Monday, November 2, 2009

Extra Halloween Points for Not Being Original

So I decided (weeks and weeks ago, like back in August) to be Max (of "Where the Wild Things Are fame) for Halloween this year.

And based on a random sampling of revelers in the Foggy Bottom/Georgetown/Glover Park area, just like roughly 10% of the male population on Halloween night.

So sue me.

Despite the fact that the costume was popular and
dinged by Gawker last week as being too cliche (too late, I already bought the outfit) and that I thought my outfit was pretty good/authentic (I mean: I had the white one-sy pajamas, a tail, crown, hoodie with ears on it; some people wore pants, blue or gray pajamas, Burger King crowns. C'mon, people...), I still had a shitload of people ask me, "So, like, who are you supposed to be?"

And when I answered, there was a staggeringly high percentage of people who still didn't know what the hell I was referring to. Said one of the more militant Maxes I ran into that night, "
What, do you people not know how to read? Get out of my faces, you fucking illiterates!" (Note: while I love Max and WTWTA, I'm not quite as passionate.)

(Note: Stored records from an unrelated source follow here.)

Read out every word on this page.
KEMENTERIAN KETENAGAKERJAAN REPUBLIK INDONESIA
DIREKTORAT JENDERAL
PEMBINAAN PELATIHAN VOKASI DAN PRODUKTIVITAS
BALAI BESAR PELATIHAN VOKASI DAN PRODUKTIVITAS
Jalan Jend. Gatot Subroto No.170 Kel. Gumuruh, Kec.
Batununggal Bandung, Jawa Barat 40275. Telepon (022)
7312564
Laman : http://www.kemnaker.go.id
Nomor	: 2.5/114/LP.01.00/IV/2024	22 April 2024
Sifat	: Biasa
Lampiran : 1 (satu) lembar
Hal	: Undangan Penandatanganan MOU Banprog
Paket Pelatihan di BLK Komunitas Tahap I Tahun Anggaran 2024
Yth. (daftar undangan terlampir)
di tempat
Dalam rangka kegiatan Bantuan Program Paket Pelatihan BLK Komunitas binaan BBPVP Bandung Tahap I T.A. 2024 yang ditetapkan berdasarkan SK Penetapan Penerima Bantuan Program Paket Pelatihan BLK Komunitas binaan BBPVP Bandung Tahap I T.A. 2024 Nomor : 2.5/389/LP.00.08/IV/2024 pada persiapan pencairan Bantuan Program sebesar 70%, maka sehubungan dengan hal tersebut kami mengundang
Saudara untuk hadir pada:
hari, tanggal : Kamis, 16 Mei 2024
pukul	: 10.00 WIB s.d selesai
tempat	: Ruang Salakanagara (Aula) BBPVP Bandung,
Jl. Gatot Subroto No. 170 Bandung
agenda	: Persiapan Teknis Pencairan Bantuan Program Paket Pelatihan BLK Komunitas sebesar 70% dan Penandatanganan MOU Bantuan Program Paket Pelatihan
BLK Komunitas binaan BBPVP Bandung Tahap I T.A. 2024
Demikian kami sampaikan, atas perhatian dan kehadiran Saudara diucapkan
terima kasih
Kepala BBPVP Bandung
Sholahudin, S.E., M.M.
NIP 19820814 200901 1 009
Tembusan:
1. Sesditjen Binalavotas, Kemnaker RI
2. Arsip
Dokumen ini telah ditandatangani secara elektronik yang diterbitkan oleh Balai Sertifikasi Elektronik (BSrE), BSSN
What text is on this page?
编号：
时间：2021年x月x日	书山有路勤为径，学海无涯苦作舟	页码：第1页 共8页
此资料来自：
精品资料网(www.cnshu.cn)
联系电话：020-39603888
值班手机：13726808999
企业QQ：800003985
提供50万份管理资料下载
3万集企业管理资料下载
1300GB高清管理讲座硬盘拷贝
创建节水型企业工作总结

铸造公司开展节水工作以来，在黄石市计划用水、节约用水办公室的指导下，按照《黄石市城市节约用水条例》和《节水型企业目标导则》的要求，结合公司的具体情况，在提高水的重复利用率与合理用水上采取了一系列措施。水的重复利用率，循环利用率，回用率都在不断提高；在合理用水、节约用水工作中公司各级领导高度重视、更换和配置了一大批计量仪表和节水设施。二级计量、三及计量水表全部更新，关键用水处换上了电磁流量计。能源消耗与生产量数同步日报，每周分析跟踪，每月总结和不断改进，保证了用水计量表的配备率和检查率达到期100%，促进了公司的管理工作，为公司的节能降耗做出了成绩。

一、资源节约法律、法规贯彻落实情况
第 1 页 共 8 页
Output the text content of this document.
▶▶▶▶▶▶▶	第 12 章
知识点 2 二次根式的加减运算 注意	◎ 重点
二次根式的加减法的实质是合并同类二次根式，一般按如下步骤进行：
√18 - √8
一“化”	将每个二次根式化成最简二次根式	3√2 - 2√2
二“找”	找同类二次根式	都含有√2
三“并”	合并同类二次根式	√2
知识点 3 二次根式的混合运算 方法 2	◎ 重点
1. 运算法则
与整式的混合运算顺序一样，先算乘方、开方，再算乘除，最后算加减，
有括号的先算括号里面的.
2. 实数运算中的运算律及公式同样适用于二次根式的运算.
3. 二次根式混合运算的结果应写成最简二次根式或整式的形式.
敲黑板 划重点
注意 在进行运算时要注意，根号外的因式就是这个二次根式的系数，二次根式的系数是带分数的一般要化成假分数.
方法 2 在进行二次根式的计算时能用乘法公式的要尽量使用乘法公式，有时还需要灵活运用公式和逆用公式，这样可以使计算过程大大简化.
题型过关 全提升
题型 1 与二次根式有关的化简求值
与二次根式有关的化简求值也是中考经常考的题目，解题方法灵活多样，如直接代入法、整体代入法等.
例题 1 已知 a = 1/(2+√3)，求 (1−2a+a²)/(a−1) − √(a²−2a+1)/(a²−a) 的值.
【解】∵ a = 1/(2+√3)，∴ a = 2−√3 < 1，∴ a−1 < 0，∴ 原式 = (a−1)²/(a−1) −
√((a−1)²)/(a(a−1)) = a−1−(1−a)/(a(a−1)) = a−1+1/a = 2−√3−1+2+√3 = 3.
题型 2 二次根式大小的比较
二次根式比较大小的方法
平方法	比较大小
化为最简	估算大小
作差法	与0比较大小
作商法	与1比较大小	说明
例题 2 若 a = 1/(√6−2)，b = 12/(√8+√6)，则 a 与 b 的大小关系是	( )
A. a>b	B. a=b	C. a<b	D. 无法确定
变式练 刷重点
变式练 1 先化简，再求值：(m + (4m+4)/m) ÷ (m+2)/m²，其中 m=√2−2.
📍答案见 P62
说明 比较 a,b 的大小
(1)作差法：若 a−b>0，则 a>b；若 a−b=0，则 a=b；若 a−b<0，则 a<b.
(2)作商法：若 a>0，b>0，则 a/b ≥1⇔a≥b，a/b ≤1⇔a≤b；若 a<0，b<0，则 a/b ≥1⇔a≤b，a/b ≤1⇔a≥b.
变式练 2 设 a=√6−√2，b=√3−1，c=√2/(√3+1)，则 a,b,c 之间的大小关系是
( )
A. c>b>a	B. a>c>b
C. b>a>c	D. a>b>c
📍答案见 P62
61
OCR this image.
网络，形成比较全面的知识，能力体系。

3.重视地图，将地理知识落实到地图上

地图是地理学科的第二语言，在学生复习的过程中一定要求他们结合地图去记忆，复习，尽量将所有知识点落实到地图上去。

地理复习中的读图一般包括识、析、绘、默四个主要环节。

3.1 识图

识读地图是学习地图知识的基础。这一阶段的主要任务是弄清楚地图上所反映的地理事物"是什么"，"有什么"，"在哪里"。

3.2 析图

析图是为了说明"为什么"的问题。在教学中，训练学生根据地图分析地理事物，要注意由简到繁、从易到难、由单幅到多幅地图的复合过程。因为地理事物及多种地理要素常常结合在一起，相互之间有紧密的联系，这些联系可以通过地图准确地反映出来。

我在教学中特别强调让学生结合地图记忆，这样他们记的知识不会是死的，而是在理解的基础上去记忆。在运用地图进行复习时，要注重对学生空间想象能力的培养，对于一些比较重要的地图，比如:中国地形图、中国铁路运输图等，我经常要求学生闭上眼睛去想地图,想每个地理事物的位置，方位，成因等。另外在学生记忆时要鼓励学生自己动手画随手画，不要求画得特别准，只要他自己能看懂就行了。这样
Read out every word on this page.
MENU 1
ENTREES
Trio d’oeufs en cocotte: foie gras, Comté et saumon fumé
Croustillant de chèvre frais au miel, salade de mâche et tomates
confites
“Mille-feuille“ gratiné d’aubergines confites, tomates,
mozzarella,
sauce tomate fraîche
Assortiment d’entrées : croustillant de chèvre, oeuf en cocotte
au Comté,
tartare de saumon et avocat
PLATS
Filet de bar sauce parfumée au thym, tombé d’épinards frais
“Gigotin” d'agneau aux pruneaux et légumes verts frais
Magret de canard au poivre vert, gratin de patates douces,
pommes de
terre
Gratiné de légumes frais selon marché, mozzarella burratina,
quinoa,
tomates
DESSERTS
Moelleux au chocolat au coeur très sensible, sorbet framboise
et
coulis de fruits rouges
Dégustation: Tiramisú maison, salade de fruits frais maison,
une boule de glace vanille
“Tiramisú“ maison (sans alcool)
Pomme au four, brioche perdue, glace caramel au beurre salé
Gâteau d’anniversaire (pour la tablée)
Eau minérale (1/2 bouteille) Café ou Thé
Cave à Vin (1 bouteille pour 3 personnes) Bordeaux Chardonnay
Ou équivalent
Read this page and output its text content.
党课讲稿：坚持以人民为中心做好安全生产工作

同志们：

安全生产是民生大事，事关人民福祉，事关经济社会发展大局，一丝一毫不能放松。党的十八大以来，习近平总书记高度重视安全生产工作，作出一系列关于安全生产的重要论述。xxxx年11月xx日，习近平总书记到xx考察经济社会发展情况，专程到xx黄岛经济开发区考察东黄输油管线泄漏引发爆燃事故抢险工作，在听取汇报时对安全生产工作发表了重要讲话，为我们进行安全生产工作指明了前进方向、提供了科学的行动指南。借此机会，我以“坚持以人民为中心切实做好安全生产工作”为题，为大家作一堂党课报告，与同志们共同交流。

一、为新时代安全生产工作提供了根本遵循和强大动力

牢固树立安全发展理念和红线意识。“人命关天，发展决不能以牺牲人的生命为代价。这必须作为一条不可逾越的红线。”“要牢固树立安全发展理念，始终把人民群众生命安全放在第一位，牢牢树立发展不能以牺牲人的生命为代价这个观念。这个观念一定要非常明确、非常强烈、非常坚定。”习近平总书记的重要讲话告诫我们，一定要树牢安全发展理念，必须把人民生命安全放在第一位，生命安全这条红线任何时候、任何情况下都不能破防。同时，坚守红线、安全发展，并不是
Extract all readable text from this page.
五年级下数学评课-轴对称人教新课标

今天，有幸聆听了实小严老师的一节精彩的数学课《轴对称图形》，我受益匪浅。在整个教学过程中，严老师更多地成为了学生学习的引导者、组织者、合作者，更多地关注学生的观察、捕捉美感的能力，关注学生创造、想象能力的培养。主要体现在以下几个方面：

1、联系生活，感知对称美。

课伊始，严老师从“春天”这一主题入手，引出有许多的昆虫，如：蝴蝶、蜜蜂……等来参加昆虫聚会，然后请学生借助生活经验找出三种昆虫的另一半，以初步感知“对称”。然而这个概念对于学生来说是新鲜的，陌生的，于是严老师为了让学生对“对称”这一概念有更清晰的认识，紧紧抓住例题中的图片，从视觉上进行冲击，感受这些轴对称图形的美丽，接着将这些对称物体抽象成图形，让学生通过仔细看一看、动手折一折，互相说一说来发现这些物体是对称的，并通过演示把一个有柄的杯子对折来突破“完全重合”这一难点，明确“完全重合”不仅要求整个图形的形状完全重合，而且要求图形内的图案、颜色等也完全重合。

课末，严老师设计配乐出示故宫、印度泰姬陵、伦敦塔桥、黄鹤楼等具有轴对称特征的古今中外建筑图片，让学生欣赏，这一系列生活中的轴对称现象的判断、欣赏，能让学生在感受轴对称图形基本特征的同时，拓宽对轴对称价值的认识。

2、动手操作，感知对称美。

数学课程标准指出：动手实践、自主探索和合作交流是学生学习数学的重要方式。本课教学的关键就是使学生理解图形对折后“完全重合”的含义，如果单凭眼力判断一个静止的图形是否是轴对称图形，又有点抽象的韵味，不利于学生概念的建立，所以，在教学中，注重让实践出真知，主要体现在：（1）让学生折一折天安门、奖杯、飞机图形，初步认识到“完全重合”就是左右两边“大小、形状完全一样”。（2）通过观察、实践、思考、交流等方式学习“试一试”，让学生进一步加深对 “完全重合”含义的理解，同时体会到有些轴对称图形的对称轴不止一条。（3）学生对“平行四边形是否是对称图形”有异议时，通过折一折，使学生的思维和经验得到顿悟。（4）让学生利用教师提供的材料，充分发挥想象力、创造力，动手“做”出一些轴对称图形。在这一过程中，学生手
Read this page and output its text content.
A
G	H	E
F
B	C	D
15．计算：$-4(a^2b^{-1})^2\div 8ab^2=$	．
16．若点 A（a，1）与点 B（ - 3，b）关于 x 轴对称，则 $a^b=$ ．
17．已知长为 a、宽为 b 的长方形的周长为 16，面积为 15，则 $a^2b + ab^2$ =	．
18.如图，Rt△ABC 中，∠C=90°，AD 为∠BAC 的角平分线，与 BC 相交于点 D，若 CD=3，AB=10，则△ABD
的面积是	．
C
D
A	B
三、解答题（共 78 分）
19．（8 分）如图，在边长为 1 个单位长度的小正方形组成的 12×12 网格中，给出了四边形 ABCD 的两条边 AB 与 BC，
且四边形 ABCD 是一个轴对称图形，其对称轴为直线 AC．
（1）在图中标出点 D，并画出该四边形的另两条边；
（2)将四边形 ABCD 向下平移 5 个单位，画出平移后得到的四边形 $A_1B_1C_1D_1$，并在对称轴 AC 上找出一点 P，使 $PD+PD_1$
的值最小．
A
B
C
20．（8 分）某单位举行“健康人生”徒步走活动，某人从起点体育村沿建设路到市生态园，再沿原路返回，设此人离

I was asked if I was a Cat. Or a Bunny. Or the Little Prince. Or one of my favorites, "Burger King Boy" (does such a thing exist? What would that be, exactly?)

As I was walking late at night from my first party in Foggy Bottom, to DuPont Circle, I got perhaps the best proposition I've received in a long time: "Whoo-wee boy, you can be my king anytime!"


  1. You know, the first play I ever "acted" in was WWTWTA, in first grade. I'm old school bitch! That being said, I don't remember which character I was and only had like, 2 lines.

  2. I love that you did this.I'm sure this doesn't surprise you.

  3. Loved WTWTA until I saw that scary-ass craptastic movie that gave me nightmares and ruined on of my favorite childrens books. Hey, does anyone want to go throw shit at owls and pull off a goats arms? Doesn't that sound like fun?!